Summary: It all starts like this: Quentin meets a street magician.
Relationships: Quentin Coldwater/Eliot Waugh
Comments: 10
Kudos: 13





	1. Chapter 1

**Author's Note:**

  * A translation of [Эффект Барнума](https://archiveofourown.org/works/28031562) by [michigun](https://archiveofourown.org/users/michigun/pseuds/michigun). 



> So, yeah, basically it's a translation of my own story that I'm writing in Russian. It's somewhat canon compliant in ways I'm not gonna disclose rn, but I hope you like it!
> 
> Keep in mind that English is NOT my first language, so it's probably gonna be funny at times. Anyway, let me know what you think! Thnx!

It all starts like this: Quentin goes to his postgrad interview (in fact, he is already late), he scrolls through possible questions in his head and re-reads his motivation letter for the thousandth time, realizing that, of course, he remembers it by heart, but this is unlikely to help if he has a panic attack. He is a little sick of the fluttering of letters, he does not look where he is going, so it is absolutely expected that he bumps into someone — he is still in New York, and an inattentive cyclist should have knocked him down about twenty minutes ago. He looks up: a small, dense crowd is blocking the sidewalk, and some incredibly attractive guy rises above it, he’s wearing eyeliner, his curls are carelessly disheveled, and he smiles a little indulgently. And then something flares up, the crowd gasps in unison, people applaud, and the guy laughs hypnotizingly softly.  
“I’m not done yet,” he promises, and Quentin doesn’t even notice how he squeezes through the crowd, how he thoughtlessly apologizes for stepping on someone’s feet — and ends up right in front of him.  
“I need a volunteer,” the guy says, and then catches his eyes and smiles. “What’s your name?”  
“Mine?” Quentin asks stupidly. He’s still very much late, and he needs to run for the interview. The guy’s eyes are of dark gold, and his nod is completely regal. “Quentin.”  
“Come, Quentin,” the guy holds out his open hand. “Please, think of a card. Don’t tell me.”  
Quentin knows this trick, of course, but he thinks of a card anyway — let it be a six of diamonds.  
“Think about your card, Quentin,” the magician leans to his ear, “think hard. Imagine it in the palm of your hand, imagine putting it in your wallet and hiding your wallet in your pocket.”  
Quentin tries, but that’s not what he imagines. The magician smells of incense and flowers, and it’s a little suffocating.  
“Get out your wallet,” the magician suggests, pressing his side against him for a moment.  
Quentin fumbles through his pockets, but there is no wallet. His hands instantly turn cold, and he hastily looks around.  
“Um. I...”  
“You,” the magician suddenly turns on his heels and points to someone in the crowd. “What’s your name?”  
“Janet,” a short girl with long dark hair responds warily.  
“Janet, check your purse.”  
The girl rummages through her clutch for several long seconds and finally fishes out a tattered gray wallet. Quentin feels a little dizzy.  
“What card did you think of, Quentin?” The magician leans towards him again, and Quentin thinks that the crowd around them shouldn’t even be able to hear his voice.  
“A six of diamonds,” Quentin mutters. The magician must have pulled the wallet out of his pocket.  
“Janet, please open the wallet.”  
Janet slowly pulls the six of diamonds out of the wallet and shows it to the crowd.

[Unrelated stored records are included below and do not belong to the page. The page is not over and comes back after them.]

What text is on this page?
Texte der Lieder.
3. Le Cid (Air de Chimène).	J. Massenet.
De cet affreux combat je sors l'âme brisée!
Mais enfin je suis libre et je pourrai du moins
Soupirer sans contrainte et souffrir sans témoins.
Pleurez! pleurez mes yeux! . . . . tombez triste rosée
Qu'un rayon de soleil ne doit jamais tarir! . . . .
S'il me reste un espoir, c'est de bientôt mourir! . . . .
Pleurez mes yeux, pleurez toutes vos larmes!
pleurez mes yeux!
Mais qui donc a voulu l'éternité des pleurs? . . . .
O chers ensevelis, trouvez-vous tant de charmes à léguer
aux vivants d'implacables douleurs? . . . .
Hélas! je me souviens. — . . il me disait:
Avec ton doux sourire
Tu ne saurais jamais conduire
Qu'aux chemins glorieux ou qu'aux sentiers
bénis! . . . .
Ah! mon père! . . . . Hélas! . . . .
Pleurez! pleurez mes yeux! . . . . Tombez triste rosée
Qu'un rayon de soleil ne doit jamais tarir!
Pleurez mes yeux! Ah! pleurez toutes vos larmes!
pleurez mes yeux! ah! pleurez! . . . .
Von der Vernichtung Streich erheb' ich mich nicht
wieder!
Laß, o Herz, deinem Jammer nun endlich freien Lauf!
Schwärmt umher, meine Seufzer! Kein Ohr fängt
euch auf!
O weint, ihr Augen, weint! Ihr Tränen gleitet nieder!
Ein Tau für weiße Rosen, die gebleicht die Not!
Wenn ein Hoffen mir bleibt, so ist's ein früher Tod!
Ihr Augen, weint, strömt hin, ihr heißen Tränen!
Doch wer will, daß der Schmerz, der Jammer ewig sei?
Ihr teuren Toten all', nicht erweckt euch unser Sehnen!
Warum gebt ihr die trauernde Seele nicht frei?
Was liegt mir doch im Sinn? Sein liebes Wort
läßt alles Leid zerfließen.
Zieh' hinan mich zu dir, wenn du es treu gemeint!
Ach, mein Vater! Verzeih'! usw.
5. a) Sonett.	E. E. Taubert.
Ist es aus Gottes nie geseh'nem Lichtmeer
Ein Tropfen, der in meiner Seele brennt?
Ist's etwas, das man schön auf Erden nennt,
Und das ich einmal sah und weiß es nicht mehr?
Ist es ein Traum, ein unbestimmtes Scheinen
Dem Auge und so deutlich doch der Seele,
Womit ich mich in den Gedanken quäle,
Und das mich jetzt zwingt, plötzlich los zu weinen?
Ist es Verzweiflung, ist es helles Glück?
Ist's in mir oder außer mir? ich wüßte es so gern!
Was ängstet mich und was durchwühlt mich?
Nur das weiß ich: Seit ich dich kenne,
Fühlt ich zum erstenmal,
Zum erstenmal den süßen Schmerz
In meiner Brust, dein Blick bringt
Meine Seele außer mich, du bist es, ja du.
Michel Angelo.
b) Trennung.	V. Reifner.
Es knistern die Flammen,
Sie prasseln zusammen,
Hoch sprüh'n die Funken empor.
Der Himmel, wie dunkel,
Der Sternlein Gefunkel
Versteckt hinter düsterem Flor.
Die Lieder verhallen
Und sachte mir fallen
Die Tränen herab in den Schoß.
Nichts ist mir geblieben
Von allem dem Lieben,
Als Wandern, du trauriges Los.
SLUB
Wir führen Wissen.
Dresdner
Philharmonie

“They must’ve thought I was an actor,” Quentin says twenty minutes later, when the magician finishes his performance, the crowd disperses and they are left alone on the sidewalk.  
“Sometimes you do magic for only one person,” the magician says absently. “Sorry, did you want something?”  
He glances briefly somewhere over Quentin’s shoulder, but quickly looks back.  
“How did you do this?” It comes out more demanding than Quentin planned to say.  
“The first rule of magic is never to reveal your secrets,” the magician smiles coolly at him. “And now I beg your pardon, I have to go.”  
He turns around, clutching a small leather suitcase in his hands, and takes a couple of steps away.  
“Can I buy you coffee?” Quentin says, unexpectedly even for himself.  
The magician pauses and looks at him over his shoulder.  
“Eliot.”  
“What?”  
“My name is Eliot. Come on, I’ve got ten minutes.”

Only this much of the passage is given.